Dopo l`accordo (ma la partita è ancora aperta) sui termovalorizzatori, Totò Cuffaro ci riprova, scegliendo ancora una volta Palazzo Chigi per il suo effetto-annuncio, approfittando della presenza di Romano Prodi: la Panther Oil, la società texana pronta a disseminare pozzi petroliferi e gas in giro per la Sicilia sud-orientale, «ha rinunciato a scavare nel Val di Noto», zona dove insiste il vincolo dell`Unesco. Apriti cielo. Dopo tre anni di polemiche e scontri politici, dal centrodestra, ma anche da pezzi del centrosinistra e da Legambiente seppure con qualche sospetto, il coro di soddisfazione è stato unanime, con tutti a cantar vittoria. Persino il ministro dell`Ambiente Alfonso Pecoraro Scanio ci è cascato, definendo quella di Cuffaro «un`ottima notizia», e con lui i Camilleri boys, quanti hanno aderito all`appello contro le trivelle nel Val di Noto che lo scrittore nei giorni scorsi ha lanciato dal sito di la Repubblica.

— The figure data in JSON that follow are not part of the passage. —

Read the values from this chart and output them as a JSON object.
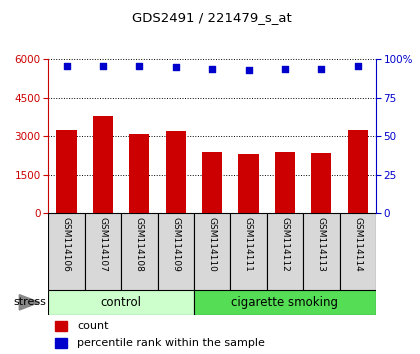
{
  "title": "GDS2491 / 221479_s_at",
  "samples": [
    "GSM114106",
    "GSM114107",
    "GSM114108",
    "GSM114109",
    "GSM114110",
    "GSM114111",
    "GSM114112",
    "GSM114113",
    "GSM114114"
  ],
  "counts": [
    3250,
    3800,
    3100,
    3200,
    2400,
    2300,
    2400,
    2350,
    3250
  ],
  "percentiles": [
    96,
    96,
    96,
    95,
    94,
    93,
    94,
    94,
    96
  ],
  "groups": [
    {
      "label": "control",
      "start": 0,
      "end": 4,
      "color": "#ccffcc"
    },
    {
      "label": "cigarette smoking",
      "start": 4,
      "end": 9,
      "color": "#55dd55"
    }
  ],
  "stress_label": "stress",
  "count_color": "#cc0000",
  "percentile_color": "#0000cc",
  "bar_color": "#cc0000",
  "dot_color": "#0000cc",
  "ylim_left": [
    0,
    6000
  ],
  "ylim_right": [
    0,
    100
  ],
  "yticks_left": [
    0,
    1500,
    3000,
    4500,
    6000
  ],
  "yticks_right": [
    0,
    25,
    50,
    75,
    100
  ],
  "bar_width": 0.55,
  "bg_color": "#ffffff",
  "tick_area_color": "#cccccc",
  "tick_box_color": "#d8d8d8"
}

C`ha pensato la stessa Panther Oil a spiegare come stanno le cose. In realtà nella lettera inviata al Corpo regionale delle miniere la società comunica di rinunciare a scavare nella città di Noto nuova e antica, con annessa buffer-zone. In totale, una ottantina di chilometri quadri su una superficie complessiva destinata alle ricerche petrolifere di 746 chilometri quadri. Su Noto la rinuncia è relativa ad appena 21 chilometri. Insomma, come dire che la società non scaverà nel giardino della città barocca o sotto la cattedrale, quella che Prodi e Cuffaro inaugureranno lunedì, con il comitato «No Triv» pronto a dare loro il benvenuto.

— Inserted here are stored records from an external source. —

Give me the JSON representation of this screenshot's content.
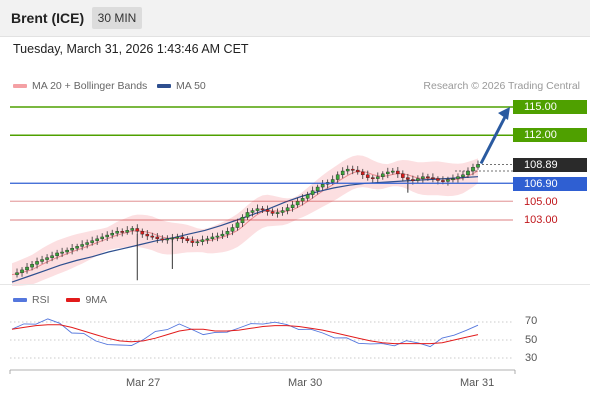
{
  "header": {
    "title": "Brent (ICE)",
    "timeframe": "30 MIN"
  },
  "datetime": "Tuesday, March 31, 2026 1:43:46 AM CET",
  "legend": {
    "bollinger_label": "MA 20 + Bollinger Bands",
    "ma50_label": "MA 50",
    "credit": "Research © 2026 Trading Central"
  },
  "rsi_legend": {
    "rsi_label": "RSI",
    "ma_label": "9MA"
  },
  "colors": {
    "resistance": "#4fa000",
    "pivot": "#2f5fd2",
    "support": "#c0161b",
    "last": "#2a2a2a",
    "bollinger": "#f5a3a8",
    "ma50": "#2e4f8f",
    "rsi": "#5577dd",
    "rsi_ma": "#e21b1b",
    "candle_up": "#3aa53a",
    "candle_down": "#d91c1c",
    "arrow": "#2a5aa0"
  },
  "chart_data": {
    "type": "candlestick",
    "instrument": "Brent (ICE)",
    "interval": "30 MIN",
    "x_ticks": [
      "Mar 27",
      "Mar 30",
      "Mar 31"
    ],
    "ylim": [
      96.0,
      116.5
    ],
    "levels": [
      {
        "value": 115.0,
        "label": "115.00",
        "kind": "resistance"
      },
      {
        "value": 112.0,
        "label": "112.00",
        "kind": "resistance"
      },
      {
        "value": 108.89,
        "label": "108.89",
        "kind": "last"
      },
      {
        "value": 106.9,
        "label": "106.90",
        "kind": "pivot"
      },
      {
        "value": 105.0,
        "label": "105.00",
        "kind": "support"
      },
      {
        "value": 103.0,
        "label": "103.00",
        "kind": "support"
      }
    ],
    "close_path": [
      97.2,
      97.4,
      97.7,
      98.0,
      98.3,
      98.6,
      98.8,
      99.0,
      99.2,
      99.5,
      99.6,
      99.8,
      100.0,
      100.2,
      100.4,
      100.6,
      100.8,
      101.0,
      101.2,
      101.4,
      101.6,
      101.8,
      101.7,
      101.9,
      102.1,
      101.8,
      101.5,
      101.3,
      101.2,
      101.0,
      100.9,
      101.0,
      101.1,
      101.2,
      101.0,
      100.8,
      100.6,
      100.7,
      100.9,
      101.0,
      101.2,
      101.3,
      101.5,
      101.8,
      102.2,
      102.7,
      103.3,
      103.8,
      104.0,
      104.2,
      104.1,
      103.9,
      103.7,
      103.8,
      104.0,
      104.3,
      104.6,
      105.0,
      105.3,
      105.7,
      106.1,
      106.5,
      106.8,
      107.0,
      107.3,
      107.8,
      108.2,
      108.4,
      108.3,
      108.1,
      107.8,
      107.5,
      107.4,
      107.6,
      107.9,
      108.1,
      108.2,
      107.9,
      107.5,
      107.3,
      107.2,
      107.4,
      107.6,
      107.5,
      107.4,
      107.2,
      107.1,
      107.3,
      107.4,
      107.6,
      107.8,
      108.2,
      108.6,
      108.9
    ],
    "ma50_path": [
      96.4,
      97.0,
      97.6,
      98.2,
      98.7,
      99.1,
      99.6,
      100.0,
      100.4,
      100.8,
      101.1,
      101.5,
      101.9,
      102.4,
      103.0,
      103.6,
      104.2,
      104.9,
      105.5,
      106.0,
      106.4,
      106.7,
      106.9,
      107.0,
      107.1,
      107.2,
      107.3,
      107.4,
      107.5,
      107.6
    ],
    "rsi": {
      "levels": [
        70,
        50,
        30
      ],
      "rsi_path": [
        62,
        66,
        70,
        72,
        68,
        60,
        55,
        50,
        46,
        42,
        46,
        50,
        58,
        64,
        66,
        62,
        58,
        56,
        60,
        64,
        66,
        70,
        69,
        66,
        64,
        60,
        58,
        54,
        50,
        48,
        46,
        44,
        46,
        48,
        46,
        45,
        50,
        56,
        62,
        64
      ],
      "ma_path": [
        62,
        64,
        66,
        67,
        67,
        64,
        60,
        56,
        52,
        49,
        48,
        49,
        52,
        56,
        60,
        62,
        62,
        60,
        60,
        61,
        63,
        65,
        66,
        66,
        65,
        63,
        61,
        58,
        55,
        52,
        49,
        47,
        46,
        46,
        46,
        46,
        47,
        50,
        53,
        56
      ]
    }
  }
}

E` sempre la Panther Oil a chiarire che si tratta di un`area «dove comunque non sarebbero mai state effettuate trivellazioni». La società insiste: «E` improprio definirla rinuncia: negli ultimi due anni abbiamo più volte detto che non avremmo certo scavato sotto la Cattedrale di Noto, né nella zona considerata patrimonio dell`Unesco». E aggiunge: «Purtroppo nessuno ci ha mai creduto, sostenendo che fino a quando avevamo i permessi di trivellare in quelle aree il rischio permaneva. Ma il permesso riguarda soltanto la perimetrazione, per scavare avremmo dovuto ottenere una serie di autorizzazioni e licenze che difficilmente comuni e altri enti ci avrebbero rilasciato». Un modo diplomatico per ammettere che la lettera al Corpo delle miniere è stata quasi una cortesia politica.
A spegnere i facili entusiasmi è ancora una volta la Panther Oil, con un annuncio vero: se entro l`8 luglio non saranno presentate osservazioni alla richiesta di valutazione d`impatto ambientale (Via), la società metterà in funzione le trivelle nell`area di Ragusa. La procedura, infatti, prevede sessanta giorni di tempo per la deposizione delle osservazioni, scaduti i quali scatta il principio del silenzio-assenso. Quello di Ragusa potrebbe essere il primo dei 21 pozzi previsti nella zona.
Dopo l`annuncio di Cuffaro, il comitato «no triv» ieri sera si è riunito proprio a Noto per discutere di eventuali iniziative di lotta. «Quello che è successo ha dell`incredibile – dice Salvatore Moscuzza del comitato – Forse qualcuno temeva che la Panther poteva trivellare sotto la cattedrale o nella spiaggia di Vendicari? La storia della rinuncia è un falso».
Il braccio di ferro tra la Panther e gli ambientalisti va avanti da tre anni, da quando la Regione siciliana rilasciò alla società le concessioni per la ricerca petrolifera, autorizzando le trivellazioni nell`area, parte della quale è patrimonio dell`umanità. La polemica, mai sopita, è stata rilanciata dall`appello di Andrea Camilleri. «Salviamo il Val di Noto», ha scritto su Repubblica il padre del commissario Montalbano, «terra di inestimabili capolavori del tardo barocco». Dopo l`intervento dello scrittore la Panther Oil ha parlato di «linciaggio mediatico».
L`unica voce fuori dal coro degli entusiasti è Rita Borsellino: «Se fosse vera la rinuncia alle trivellazioni in Val di Noto sarebbe una vittoria delle comunità locali, ma considerate le notizie contrastanti, per evitare delusioni dopo l`entusiasmo, Cuffaro farebbe bene a chiarire come stanno le cose».